NAIROBI, Kenya, Jun 18 – Food security specialists have cast doubts on the Government’s commitment to ensure the country is food secure, notwithstanding that food security is is one of the four pillars of President Uhuru Kenyatta’s development agenda dubbed the ‘Big Four’.
The 2o19/20 Budget proposals presented by Cabinet Secretary Henry Rotich saw a marginal increase of 14% in the government’s allocation to agriculture which translates to Sh6.4 billion.
Consultant and Financial sector specialist for Route to Food Initiative, Alexander Owino noted that by allocating the bulk of agriculture resources to boost large scale farming and export promotion does not benefit smallholder farmers who generate at least 70 percent of the country’s food.

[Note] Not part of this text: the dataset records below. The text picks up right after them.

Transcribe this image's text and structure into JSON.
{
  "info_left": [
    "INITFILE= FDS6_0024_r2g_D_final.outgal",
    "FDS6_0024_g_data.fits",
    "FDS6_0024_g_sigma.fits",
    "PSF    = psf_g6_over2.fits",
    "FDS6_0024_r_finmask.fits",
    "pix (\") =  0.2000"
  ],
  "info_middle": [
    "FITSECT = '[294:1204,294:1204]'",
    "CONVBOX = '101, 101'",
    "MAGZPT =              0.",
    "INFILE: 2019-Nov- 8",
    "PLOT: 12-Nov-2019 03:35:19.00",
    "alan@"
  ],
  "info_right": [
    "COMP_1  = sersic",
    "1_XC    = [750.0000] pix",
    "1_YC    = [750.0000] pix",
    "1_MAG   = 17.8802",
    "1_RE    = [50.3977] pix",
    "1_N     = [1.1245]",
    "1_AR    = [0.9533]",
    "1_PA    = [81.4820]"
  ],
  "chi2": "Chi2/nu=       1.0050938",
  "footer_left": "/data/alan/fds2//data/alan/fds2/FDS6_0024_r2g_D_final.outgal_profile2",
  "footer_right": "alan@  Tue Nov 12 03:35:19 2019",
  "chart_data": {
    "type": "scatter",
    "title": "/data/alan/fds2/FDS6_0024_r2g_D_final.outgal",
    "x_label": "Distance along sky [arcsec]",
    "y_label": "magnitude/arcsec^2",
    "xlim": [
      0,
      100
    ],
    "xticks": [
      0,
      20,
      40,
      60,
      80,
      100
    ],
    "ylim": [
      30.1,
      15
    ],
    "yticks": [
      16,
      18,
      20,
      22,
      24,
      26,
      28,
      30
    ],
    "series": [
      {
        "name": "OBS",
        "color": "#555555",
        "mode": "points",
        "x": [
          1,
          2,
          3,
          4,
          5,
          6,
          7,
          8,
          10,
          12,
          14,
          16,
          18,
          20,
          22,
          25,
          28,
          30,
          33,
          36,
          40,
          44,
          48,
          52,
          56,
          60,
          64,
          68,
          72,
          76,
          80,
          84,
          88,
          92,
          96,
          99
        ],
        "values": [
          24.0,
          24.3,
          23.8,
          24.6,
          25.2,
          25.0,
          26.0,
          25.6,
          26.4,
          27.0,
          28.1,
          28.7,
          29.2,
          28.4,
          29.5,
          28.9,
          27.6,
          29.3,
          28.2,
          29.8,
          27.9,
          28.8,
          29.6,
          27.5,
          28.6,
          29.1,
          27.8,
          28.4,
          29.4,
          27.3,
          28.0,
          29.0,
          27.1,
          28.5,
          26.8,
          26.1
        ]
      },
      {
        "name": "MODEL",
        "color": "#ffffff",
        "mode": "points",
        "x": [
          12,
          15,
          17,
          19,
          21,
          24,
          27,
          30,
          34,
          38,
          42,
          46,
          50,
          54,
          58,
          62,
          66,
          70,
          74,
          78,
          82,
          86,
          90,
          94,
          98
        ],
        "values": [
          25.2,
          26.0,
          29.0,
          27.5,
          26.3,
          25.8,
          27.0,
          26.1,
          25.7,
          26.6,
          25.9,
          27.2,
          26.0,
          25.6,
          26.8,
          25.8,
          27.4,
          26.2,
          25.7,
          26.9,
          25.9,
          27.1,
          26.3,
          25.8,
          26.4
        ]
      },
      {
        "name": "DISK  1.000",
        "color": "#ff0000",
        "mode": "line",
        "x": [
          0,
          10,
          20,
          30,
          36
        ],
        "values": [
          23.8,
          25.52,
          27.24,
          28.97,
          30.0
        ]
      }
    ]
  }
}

Project Lead, Route to Food Initiative Layla Liebetrau said there has not been any significant change in the sector for the past seven years despite agriculture’s huge contribution to the country’s economy.
“ There has not been any change in allocations to Agriculture specifically since 2016 where we’ve seen divisions declining from 3.5 percent to the current 2.9 percent and it would be hard to think the government is interested or if they really do take agriculture seriously,” said Layla.
Owino noted that the sector contributed 34 percent to the country’s Gross Domestic Product and 56-70 percent in job creation despite the meager allocation.
Some of the notable figure in the Treasury’s breakdown include Sh3 billion to coffee, Sh2 billion to value addition, Sh7.9 billion to irrigation, Sh1 billion to crop diversification, Sh800 million to improve fish landing sites and 700 million to smallholder dairy farmers.
“Kenya’s fiscal policies on agriculture put emphasis on national export strategy than national food sovereignty. There is less focus on smallholder farmers who are most affected by food poverty,’’ Owino said.
In recent years, the country ability to produce cash crops such as coffee, sugar, and cotton has declined hence the need to address food security in Kenya.